Pathophysiology of complex visual loss resulting from photoreceptor degeneration and biochemical blockade, and the effect of gene therapy. (A) Retinal cross-sectional images at the region of maximal biological activity show the photoreceptor layer (ONL, brackets) to be abnormally thinned; greater degeneration of photoreceptors is evident in patient 1 compared with patient 2. Normal retina and patient 2 are at ≈5 mm superior retina, patient 1 is at ≈5 mm inferior retina. Schematics of photoreceptors and RPE are overlaid (yellow) and to the right of the actual optical images; these are derived from cynomolgus monkey histology (3, 28).
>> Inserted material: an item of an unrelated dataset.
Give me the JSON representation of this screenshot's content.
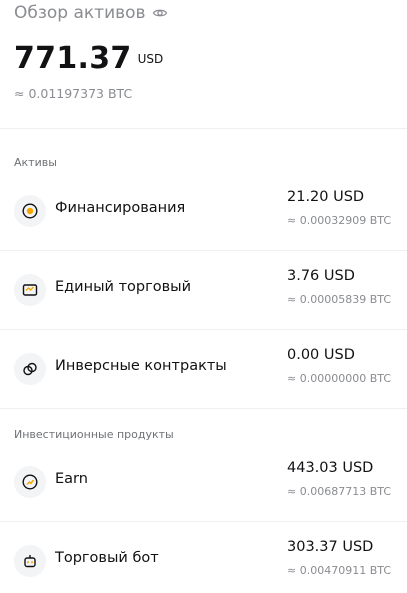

INL, inner nuclear layer; PR-IS and PR-OS, photoreceptor inner and outer segments. (B) The relationship between photoreceptor layer thickness and rod sensitivity loss in patients 1 and 2 before and after therapy compared with normal subjects and patients with retinitis pigmentosa without mutations in the RPE65 gene. Normal variability is described by the ellipse encircling the 95% C.I. of a bivariate Gaussian distribution. Dotted lines define the idealized model of the relationship between structure and function in pure photoreceptor degenerations and the region of uncertainty that results from translating the normal variability along the idealized model. Gene therapy (arrows) results in partial (patient 1) or a nearly complete (patient 2) amelioration of the biochemical blockade transforming the complex RPE65-LCA disease phenotype into a simpler retinal degeneration phenotype.